Adam tersenyum kecut. Dia merasa menjadi penjahat. Istrinya ini begitu tulus menyayangi Adam, tetapi Adam telah mengkhianatinya. Namun, Adam sudah telanjur jatuh hati pada Melati sejak pertama kali bertemu. Adam melihat Melati gadis yang begitu baik dan polos, dia juga merasa Melati berbeda dari perempuan pada umumnya. Dia wanita yang begitu mandiri dan tegas. Namun, salahnya dia berbohong pada Melati, mengatakan pada Melati kalau dia masih single. Adam tak bisa membayangkan apa yang akan terjadi jika Melati sampai tahu yang sebenarnya. Adam menarik napas dalam.

“Papa kenapa? Kok, kayak resah gitu. Apa ada masalah Pa? Masalah di kantor mungkin.” Aisyah, istri Adam, menoleh ke arah Adam dan menatapnya dengan dalam.

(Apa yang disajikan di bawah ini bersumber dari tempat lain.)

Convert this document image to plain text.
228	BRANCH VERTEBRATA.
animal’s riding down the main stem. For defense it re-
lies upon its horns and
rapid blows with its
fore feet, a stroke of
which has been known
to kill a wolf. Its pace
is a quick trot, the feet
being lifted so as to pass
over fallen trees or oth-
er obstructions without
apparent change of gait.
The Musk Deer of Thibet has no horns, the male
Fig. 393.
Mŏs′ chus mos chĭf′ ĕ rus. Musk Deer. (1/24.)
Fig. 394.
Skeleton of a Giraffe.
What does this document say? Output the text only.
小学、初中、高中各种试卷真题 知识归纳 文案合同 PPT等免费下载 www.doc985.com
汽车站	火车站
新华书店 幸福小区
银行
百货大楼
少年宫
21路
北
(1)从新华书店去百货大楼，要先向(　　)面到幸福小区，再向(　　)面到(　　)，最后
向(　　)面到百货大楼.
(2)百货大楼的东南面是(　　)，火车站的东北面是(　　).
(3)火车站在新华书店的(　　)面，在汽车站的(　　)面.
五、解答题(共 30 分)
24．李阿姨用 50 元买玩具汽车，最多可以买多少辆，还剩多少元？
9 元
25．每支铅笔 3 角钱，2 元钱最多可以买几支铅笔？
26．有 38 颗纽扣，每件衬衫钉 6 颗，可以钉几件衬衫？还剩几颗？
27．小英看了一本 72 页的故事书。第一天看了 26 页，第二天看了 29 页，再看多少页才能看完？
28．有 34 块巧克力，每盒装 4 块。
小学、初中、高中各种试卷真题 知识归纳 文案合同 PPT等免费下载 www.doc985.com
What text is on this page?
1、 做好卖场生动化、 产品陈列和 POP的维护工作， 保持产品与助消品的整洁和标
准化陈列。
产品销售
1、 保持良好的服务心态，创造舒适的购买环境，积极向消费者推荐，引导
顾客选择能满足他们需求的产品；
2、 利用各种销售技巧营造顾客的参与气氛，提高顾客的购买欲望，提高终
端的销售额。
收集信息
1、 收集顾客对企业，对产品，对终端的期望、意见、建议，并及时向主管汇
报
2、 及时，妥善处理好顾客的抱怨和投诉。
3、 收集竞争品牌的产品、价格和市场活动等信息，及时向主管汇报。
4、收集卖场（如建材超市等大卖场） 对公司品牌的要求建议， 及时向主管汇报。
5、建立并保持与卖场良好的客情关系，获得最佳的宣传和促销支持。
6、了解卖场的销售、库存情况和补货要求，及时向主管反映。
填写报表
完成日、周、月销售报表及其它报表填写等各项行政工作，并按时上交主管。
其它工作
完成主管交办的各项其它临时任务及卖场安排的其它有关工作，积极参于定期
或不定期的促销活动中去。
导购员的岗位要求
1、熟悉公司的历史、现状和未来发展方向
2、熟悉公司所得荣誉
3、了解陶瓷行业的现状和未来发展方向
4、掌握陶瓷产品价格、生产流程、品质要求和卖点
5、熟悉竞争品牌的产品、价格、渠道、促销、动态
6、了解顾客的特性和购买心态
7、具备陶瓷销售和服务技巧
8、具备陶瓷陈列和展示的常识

“Nggak, kok, Ma. Nggak apa-apa.” Adam berusaha untuk tersenyum.

“Papa nggak punya selingkuhan, kan, di Surabaya? Papa nggak punya simpanan, kan?” Pertanyaan Aisyah langsung menohok, membuat Adam membeku.

“Pa, kok, diam. Jangan-jangan Papa punya simpanan di sana,” tebak Aisyah.

“Eh, nggak, kok, Ma. Papa nggak mungkin kayak gitu. Papa sayang Mama dan Anindya, kalian berdua jiwa Papa.” Adam tersenyum, lalu mengecup kening Aisyah.

Meskipun di dalam hati, perasaan Adam tidak keruan. Dia menyimpan ribuan kebohongan pada istrinya.

“Papa mau pergi berapa lama?” tanya Aisyah lagi.

“2 bulanan Ma, soalnya perusahaan cabang di sana lagi banyak masalah. Papa harus menanganinya Ma. Nggak apa-apa, kan, ditinggal 2 bulan?” tanya Adam.

“Mama sih nggak masalah, Pa. Tapi, Anindya kayaknya yang nggak bisa lama-lama. Nanti mungkin kalau Anindya tanya, bisalah ajak nyusul ke sana.” Aisyah tersenyum memberikan solusi.

“Eh, jangan! Jangan ke sana!” potong Adam dengan cepat.

Aisyah mengernyitkan dahi saat mendengar jawaban Adam.

“Loh, kenapa Pa? Kan, Surabaya-Sidoarjo nggak terlalu jauh, nggak masalah, kan, kalau kami ke sana? Kok, nggak boleh?” tanya Aisyah dengan heran.

“Ma, Papa itu kerja. Jadi sebaiknya Mama nggak usah ke sana. Papa, kan, nggak liburan.” Adam berusaha menjawab dengan tenang agar Aisyah tidak curiga.

“Bukan karena Papa takut ketahuan selingkuh?” Aisyah menatap tajam Adam.